Sunday, May 10, 2009
Junior - Royksopp
Junior
Royksopp
Astralwerks Records.
SCQ Rating: 77%
Downtempo is pretty dead. Not floating down the river quite yet but certainly beached. And the record responsible for last breathing life into that stagnant subgenre came courtesy of the band who indeed sealed its dusty coffin… that’s right, Royksopp. Their debut Music AM kept commercial electronica proud in the face of its sad, late 90s defeat, melding thick breakbeats with a rainbow’s capacity of influences: trance, triphop sampling, space-rock, house and late-night jazz. As the sole descendents of progressive downtempo, Royksopp returned three years later with The Understanding, a revved up pop-powerhouse that better suited the dancefloor than your average living room.
So it’s strange that Junior, despite being a close successor to the dance-pop sophomore effort, kicks things off with a track so loaded with spacey synths and tweaked bleeps you’d swear it was 2002 all over again. Such is the addictive power of first single ‘Happy Up Here’ (a more popcentric, economic take of ‘Eple’) or ‘You Don’t Have a Clue’ (think of a more melodic ‘Poor Leno’); two tracks that’ll fool you into believing Junior is reclaiming its laid-back beats. Don’t let those telltale moments sway you, as Royksopp’s third is first and foremost a pop record; one so engrossing, in fact, you’re likely to lose yourself and at times forget just how technically astounding their compositions are. One needn’t look further than ‘The Girl and the Robot’, undoubtedly among this year’s top tracks, that matches Robyn’s affecting vocal performance to a boundless trance rhythm. While that single-to-be envisions the future of dance, ‘This Must Be It’ has a retro air about it, utilizing disco cadences beneath Karin Dreijer’s familiar delivery. As with The Understanding, this third release finds comfort in collaboration and while every vocalist on rent is female (encompassing seven of eleven tracks), I find Junior’s femininity a tad polarizing… not because such vocal talents get tiring (save Dreijer’s irritating ‘Tricky, Tricky’) but because Royksopp’s knack for instrumentals remains unrivaled in this genre. The heavy thud and fluttering arpeggios of ‘Silver Cruiser’ make for a well-earned intermission, as does the orchestrated glory of ‘Royksopp Forever’ (a sentiment many listeners are currently nodding along to).

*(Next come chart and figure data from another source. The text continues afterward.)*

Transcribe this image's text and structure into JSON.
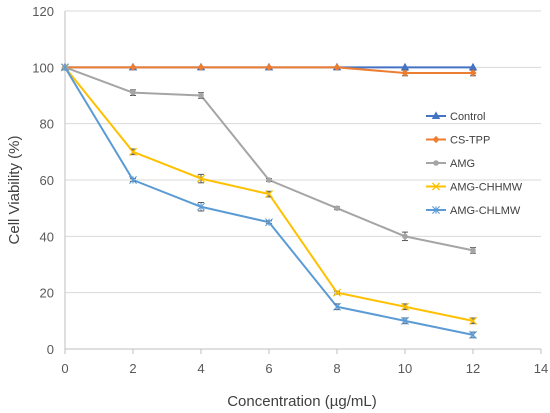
{
  "chart_data": {
    "type": "line",
    "xlabel": "Concentration (µg/mL)",
    "ylabel": "Cell Viability (%)",
    "xlim": [
      0,
      14
    ],
    "ylim": [
      0,
      120
    ],
    "xticks": [
      0,
      2,
      4,
      6,
      8,
      10,
      12,
      14
    ],
    "yticks": [
      0,
      20,
      40,
      60,
      80,
      100,
      120
    ],
    "grid": "horizontal",
    "legend_position": "right",
    "x": [
      0,
      2,
      4,
      6,
      8,
      10,
      12
    ],
    "series": [
      {
        "name": "Control",
        "color": "#4472C4",
        "marker": "triangle",
        "values": [
          100,
          100,
          100,
          100,
          100,
          100,
          100
        ],
        "errors": [
          0,
          0,
          0,
          0,
          0,
          0,
          0
        ]
      },
      {
        "name": "CS-TPP",
        "color": "#ED7D31",
        "marker": "diamond",
        "values": [
          100,
          100,
          100,
          100,
          100,
          98,
          98
        ],
        "errors": [
          0,
          0,
          0,
          0,
          0,
          1,
          1
        ]
      },
      {
        "name": "AMG",
        "color": "#A5A5A5",
        "marker": "circle",
        "values": [
          100,
          91,
          90,
          60,
          50,
          40,
          35
        ],
        "errors": [
          0,
          1,
          1,
          0.5,
          0.5,
          1.5,
          1
        ]
      },
      {
        "name": "AMG-CHHMW",
        "color": "#FFC000",
        "marker": "x",
        "values": [
          100,
          70,
          60.5,
          55,
          20,
          15,
          10
        ],
        "errors": [
          0,
          1,
          1.5,
          1,
          0.5,
          1,
          1
        ]
      },
      {
        "name": "AMG-CHLMW",
        "color": "#5B9BD5",
        "marker": "star",
        "values": [
          100,
          60,
          50.5,
          45,
          15,
          10,
          5
        ],
        "errors": [
          0,
          0.5,
          1.5,
          0.5,
          1,
          1,
          1
        ]
      }
    ]
  }
}
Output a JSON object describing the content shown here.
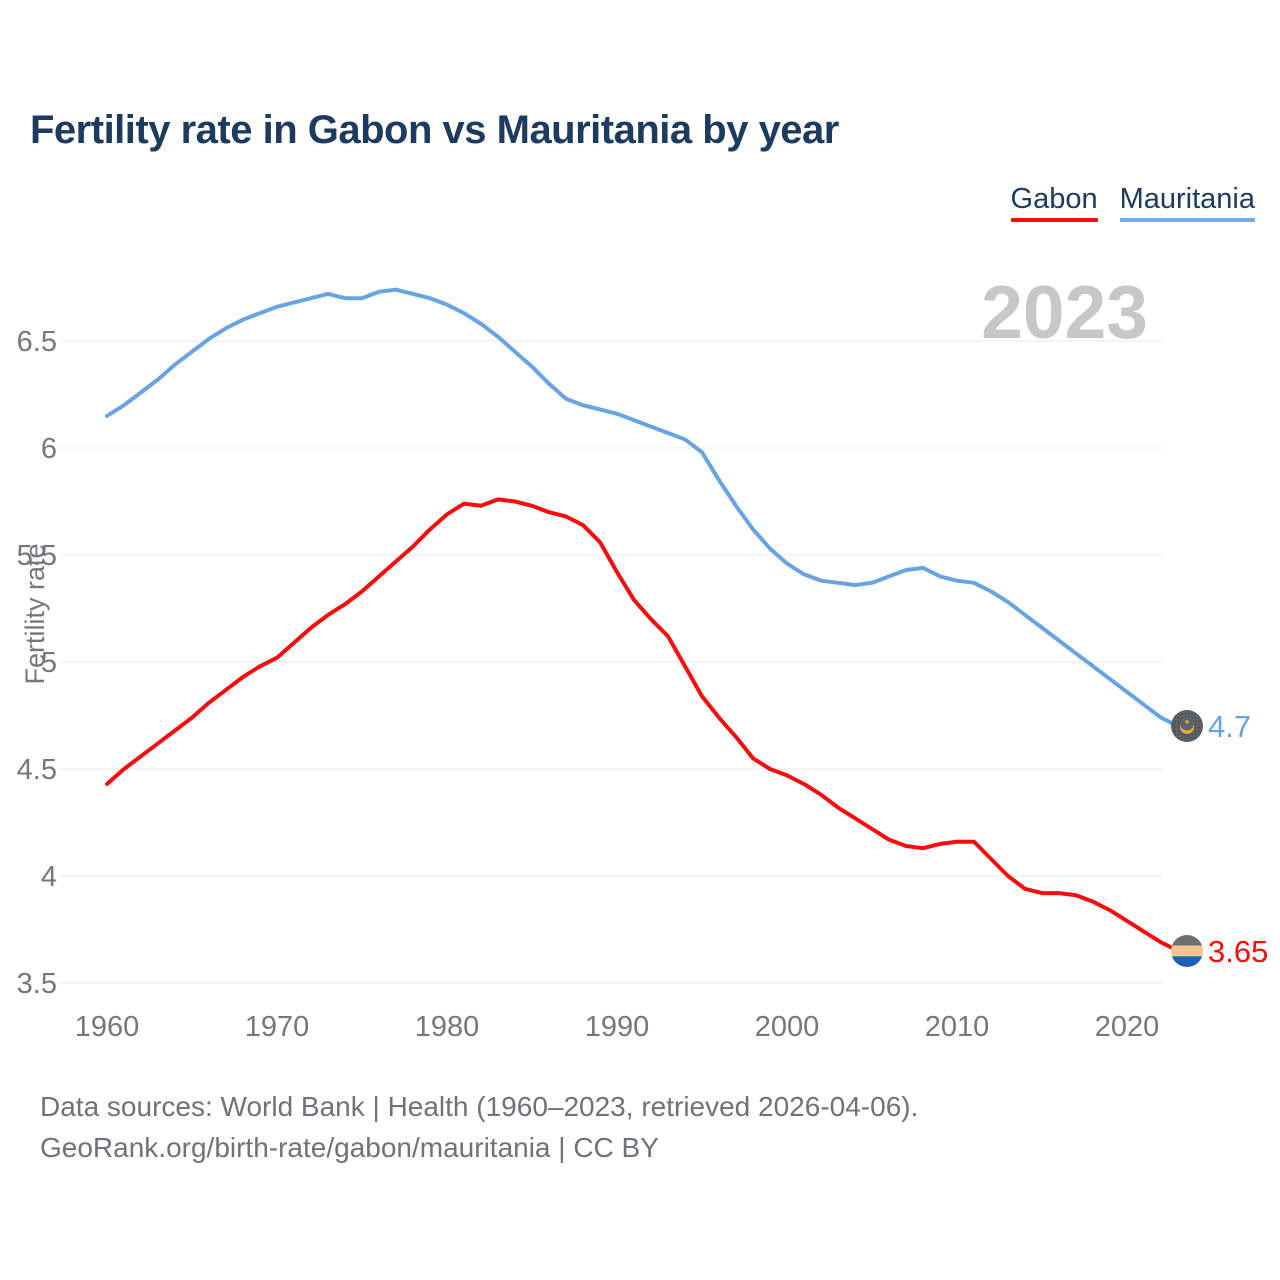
{
  "title": "Fertility rate in Gabon vs Mauritania by year",
  "watermark": "2023",
  "legend": {
    "items": [
      {
        "label": "Gabon",
        "color": "#f70d0d"
      },
      {
        "label": "Mauritania",
        "color": "#74abe8"
      }
    ]
  },
  "footer": {
    "line1": "Data sources: World Bank | Health (1960–2023, retrieved 2026-04-06).",
    "line2": "GeoRank.org/birth-rate/gabon/mauritania | CC BY"
  },
  "chart_data": {
    "type": "line",
    "title": "Fertility rate in Gabon vs Mauritania by year",
    "xlabel": "",
    "ylabel": "Fertility rate",
    "xlim": [
      1960,
      2023
    ],
    "ylim": [
      3.3,
      6.9
    ],
    "x_ticks": [
      1960,
      1970,
      1980,
      1990,
      2000,
      2010,
      2020
    ],
    "y_ticks": [
      "6.5",
      "6",
      "5.5",
      "5",
      "4.5",
      "4",
      "3.5"
    ],
    "grid": "horizontal",
    "legend_position": "top-right",
    "years": [
      1960,
      1961,
      1962,
      1963,
      1964,
      1965,
      1966,
      1967,
      1968,
      1969,
      1970,
      1971,
      1972,
      1973,
      1974,
      1975,
      1976,
      1977,
      1978,
      1979,
      1980,
      1981,
      1982,
      1983,
      1984,
      1985,
      1986,
      1987,
      1988,
      1989,
      1990,
      1991,
      1992,
      1993,
      1994,
      1995,
      1996,
      1997,
      1998,
      1999,
      2000,
      2001,
      2002,
      2003,
      2004,
      2005,
      2006,
      2007,
      2008,
      2009,
      2010,
      2011,
      2012,
      2013,
      2014,
      2015,
      2016,
      2017,
      2018,
      2019,
      2020,
      2021,
      2022,
      2023
    ],
    "series": [
      {
        "name": "Gabon",
        "color": "#f70d0d",
        "end_label": "3.65",
        "end_value": 3.65,
        "values": [
          4.43,
          4.5,
          4.56,
          4.62,
          4.68,
          4.74,
          4.81,
          4.87,
          4.93,
          4.98,
          5.02,
          5.09,
          5.16,
          5.22,
          5.27,
          5.33,
          5.4,
          5.47,
          5.54,
          5.62,
          5.69,
          5.74,
          5.73,
          5.76,
          5.75,
          5.73,
          5.7,
          5.68,
          5.64,
          5.56,
          5.42,
          5.29,
          5.2,
          5.12,
          4.98,
          4.84,
          4.74,
          4.65,
          4.55,
          4.5,
          4.47,
          4.43,
          4.38,
          4.32,
          4.27,
          4.22,
          4.17,
          4.14,
          4.13,
          4.15,
          4.16,
          4.16,
          4.08,
          4.0,
          3.94,
          3.92,
          3.92,
          3.91,
          3.88,
          3.84,
          3.79,
          3.74,
          3.69,
          3.65
        ]
      },
      {
        "name": "Mauritania",
        "color": "#68a4e4",
        "end_label": "4.7",
        "end_value": 4.7,
        "values": [
          6.15,
          6.2,
          6.26,
          6.32,
          6.39,
          6.45,
          6.51,
          6.56,
          6.6,
          6.63,
          6.66,
          6.68,
          6.7,
          6.72,
          6.7,
          6.7,
          6.73,
          6.74,
          6.72,
          6.7,
          6.67,
          6.63,
          6.58,
          6.52,
          6.45,
          6.38,
          6.3,
          6.23,
          6.2,
          6.18,
          6.16,
          6.13,
          6.1,
          6.07,
          6.04,
          5.98,
          5.85,
          5.73,
          5.62,
          5.53,
          5.46,
          5.41,
          5.38,
          5.37,
          5.36,
          5.37,
          5.4,
          5.43,
          5.44,
          5.4,
          5.38,
          5.37,
          5.33,
          5.28,
          5.22,
          5.16,
          5.1,
          5.04,
          4.98,
          4.92,
          4.86,
          4.8,
          4.74,
          4.7
        ]
      }
    ]
  }
}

Had the Chemical Brothers the vision to adapt themselves into the dance scene of 2009, they would’ve crafted Junior. This Norwegian duo fit oversized pop narratives into beat patterns with the same scope and talent of the Chem Bros, but Royksopp’s brand of big-beat carries a fourth dimension… one that’s delicate yet bold, aggressive but androgynous. They truly carry the torch with Junior, picking la crème of all collaborators and crafting songs for both ends of the Saturday night crowd; those in the club, and those in their headphones.